La puissance du destin, tome I
La puissance du destin, chapitre 1, extrait
Chapitre 1er
La débâcle
Le Lieutenant Discours fit signe aux cinq hommes qui le suivaient de se mettre à couvert dans le petit bois. Ces hommes étaient les seuls survivants du Groupe Franc. Le sergent Paul Walter couvrait le repli avec son F.M. 1924-1929. Les munitions étaient presque épuisées, comme les hommes. Les troupes allemandes quadrillaient toute la zone, refermant la poche ou plus de quatre cent mille hommes étaient encerclés par l’élite des troupes allemandes. On se battait encore dans le Toulois où les Coloniaux, la Légion et les Tirailleurs se faisaient hacher par l’artillerie et la Luftwaffe omniprésente.

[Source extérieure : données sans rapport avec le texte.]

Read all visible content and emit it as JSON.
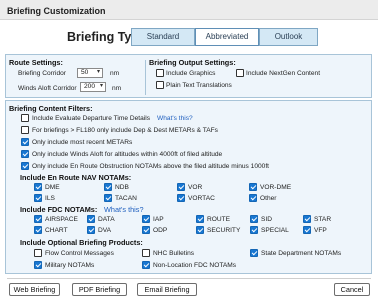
{
  "window": {
    "title": "Briefing Customization"
  },
  "briefing_type": {
    "label": "Briefing Type:",
    "options": [
      "Standard",
      "Abbreviated",
      "Outlook"
    ],
    "selected": "Abbreviated"
  },
  "route_settings": {
    "title": "Route Settings:",
    "corridor_label": "Briefing Corridor",
    "corridor_value": "50",
    "corridor_unit": "nm",
    "winds_label": "Winds Aloft Corridor",
    "winds_value": "200",
    "winds_unit": "nm"
  },
  "output_settings": {
    "title": "Briefing Output Settings:",
    "include_graphics": {
      "label": "Include Graphics",
      "checked": false
    },
    "nextgen": {
      "label": "Include NextGen Content",
      "checked": false
    },
    "plain_text": {
      "label": "Plain Text Translations",
      "checked": false
    }
  },
  "content_filters": {
    "title": "Briefing Content Filters:",
    "items": [
      {
        "label": "Include Evaluate Departure Time Details",
        "link": "What's this?",
        "checked": false
      },
      {
        "label": "For briefings > FL180 only include Dep & Dest METARs & TAFs",
        "checked": false
      },
      {
        "label": "Only include most recent METARs",
        "checked": true
      },
      {
        "label": "Only include Winds Aloft for altitudes within 4000ft of filed altitude",
        "checked": true
      },
      {
        "label": "Only include En Route Obstruction NOTAMs above the filed altitude minus 1000ft",
        "checked": true
      }
    ]
  },
  "nav_notams": {
    "title": "Include En Route NAV NOTAMs:",
    "items": [
      {
        "label": "DME",
        "checked": true
      },
      {
        "label": "NDB",
        "checked": true
      },
      {
        "label": "VOR",
        "checked": true
      },
      {
        "label": "VOR-DME",
        "checked": true
      },
      {
        "label": "ILS",
        "checked": true
      },
      {
        "label": "TACAN",
        "checked": true
      },
      {
        "label": "VORTAC",
        "checked": true
      },
      {
        "label": "Other",
        "checked": true
      }
    ]
  },
  "fdc_notams": {
    "title": "Include FDC NOTAMs:",
    "link": "What's this?",
    "items": [
      {
        "label": "AIRSPACE",
        "checked": true
      },
      {
        "label": "DATA",
        "checked": true
      },
      {
        "label": "IAP",
        "checked": true
      },
      {
        "label": "ROUTE",
        "checked": true
      },
      {
        "label": "SID",
        "checked": true
      },
      {
        "label": "STAR",
        "checked": true
      },
      {
        "label": "CHART",
        "checked": true
      },
      {
        "label": "DVA",
        "checked": true
      },
      {
        "label": "ODP",
        "checked": true
      },
      {
        "label": "SECURITY",
        "checked": true
      },
      {
        "label": "SPECIAL",
        "checked": true
      },
      {
        "label": "VFP",
        "checked": true
      }
    ]
  },
  "optional_products": {
    "title": "Include Optional Briefing Products:",
    "items": [
      {
        "label": "Flow Control Messages",
        "checked": false
      },
      {
        "label": "NHC Bulletins",
        "checked": false
      },
      {
        "label": "State Department NOTAMs",
        "checked": true
      },
      {
        "label": "Military NOTAMs",
        "checked": true
      },
      {
        "label": "Non-Location FDC NOTAMs",
        "checked": true
      }
    ]
  },
  "footer": {
    "web_briefing": "Web Briefing",
    "pdf_briefing": "PDF Briefing",
    "email_briefing": "Email Briefing",
    "cancel": "Cancel"
  },
  "colors": {
    "accent": "#1877d2",
    "panel_bg": "#eef5fb",
    "panel_border": "#a8c4d8"
  }
}
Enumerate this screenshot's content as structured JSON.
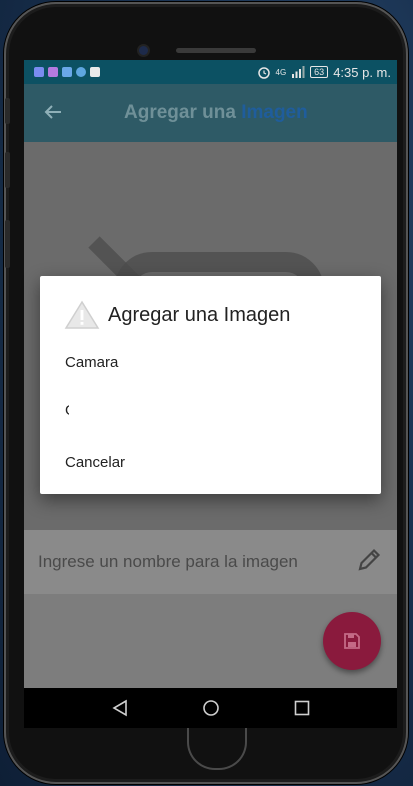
{
  "status_bar": {
    "network": "4G",
    "battery": "63",
    "time": "4:35 p. m."
  },
  "app_bar": {
    "title_part1": "Agregar una",
    "title_part2": "Imagen"
  },
  "form": {
    "name_placeholder": "Ingrese un nombre para la imagen"
  },
  "dialog": {
    "title": "Agregar una Imagen",
    "options": [
      "Camara",
      "G",
      "Cancelar"
    ]
  },
  "colors": {
    "status_bar": "#0c5163",
    "app_bar": "#2e5a66",
    "fab": "#8a1a3d",
    "dialog_bg": "#ffffff"
  },
  "icons": {
    "back": "arrow-left-icon",
    "edit": "pencil-icon",
    "save": "floppy-disk-icon",
    "warning": "warning-triangle-icon",
    "alarm": "alarm-clock-icon",
    "signal": "signal-icon",
    "battery": "battery-icon"
  }
}
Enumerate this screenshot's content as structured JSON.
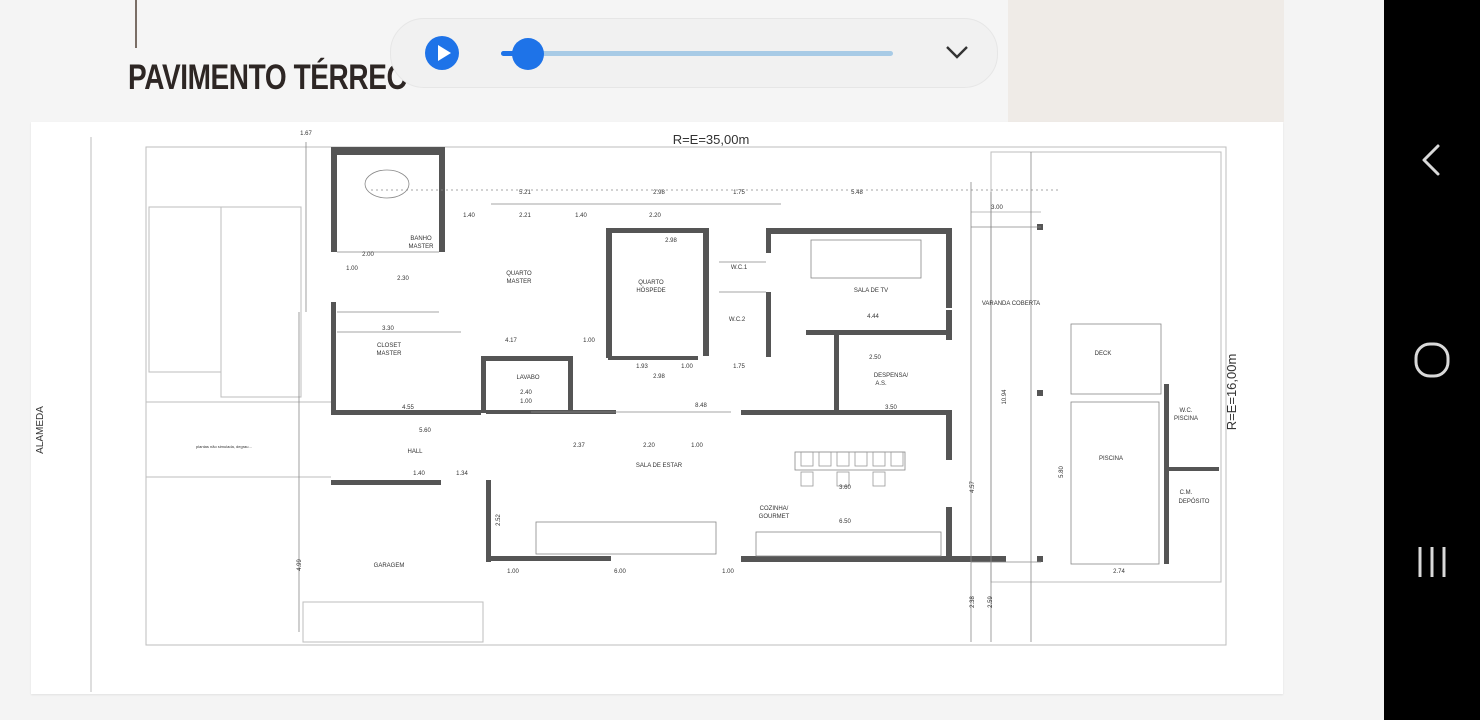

L’unité du Lieutenant couvrait la retraite depuis des jours. La fatigue autant que la faim creusaient les visages. Les pertes étaient lourdes. Ainsi en ce chaud soleil de juin, le petit groupe tentait d’échapper à la mort ou à la capture, se cachant le jour pour marcher la nuit. L’ennemi tenait solidement les carrefours et occupait déjà les villages où les soldats n’osaient s’aventurer pour se ravitailler. Bon nombre d’habitants avait fui devant l’avancée allemande, encombrant les routes déjà surchargées par les convois d’une armée en déroute que personne ne commandait déjà plus. Les routes de la débâcle étaient constamment mitraillées et l’on y tuait indistinctement civils et militaires.
Très vite le groupe Franc s’était trouvé isolé, sans possibilité de rejoindre un régiment décimé et en déroute.
C’était chacun pour soi.
A peine entrés sous le couvert, les six hommes s’étaient effondrés. Plus d’une heure après, le sergent fut le premier à reprendre ses esprits. Il fit le tour de leur abri précaire. Ils étaient en lisière d’un champ de blé qui laissait entrevoir des passages de chars. Les Allemands étaient déjà plus loin, poursuivant l’Armée en retraite. Il fit un rapide calcul de ce qu’ils leurs restaient. Son F.M. n’avait plus que deux chargeurs, la mitraillette du lieutenant n’avait plus qu’un chargeur. Émile, un solde paysan mussipontain avait récupéré un pistolet mitrailleur allemand avec le chargeur plein mais c’était tout. Les autres n’avaient que leur Lebel avec deux ou trois chargeurs pleins. La nourriture était réduite à deux boites de singe, autrement dit rien ; même les bidons étaient vides.
Au loin la canonnade ne cessait pas. On accrochait partout.
Pourtant lorsqu’il avait rejoint le corps franc en novembre 1939, la guerre promettait d’être franche et joyeuse. Il avait demandé à faire partie du corps franc qu’organisait le jeune sous-lieutenant Discours, nouvellement promu au sortir de Saint Cyr. Le régiment était cantonné près de la frontière, en Sarre française. Les patrouilles s’opéraient chaque jour dans les villages abandonnés faisant partie du no-man’s land. Le lieutenant, malgré des ordres contraires, cherchait le contact et les accrochages devenaient fréquents. Au début de l’hiver, certains avaient été violents avec des troupes adverses jeunes et déjà combatives. La chance était du côté des Français et les pertes rares. Au printemps, ils étaient devenus plus difficiles, les Allemands semblaient prudents, quelques prisonniers avaient été faits. Il s’agissait de territoriaux âgés, peu enclins à en découdre. Le climat militaire avait changé.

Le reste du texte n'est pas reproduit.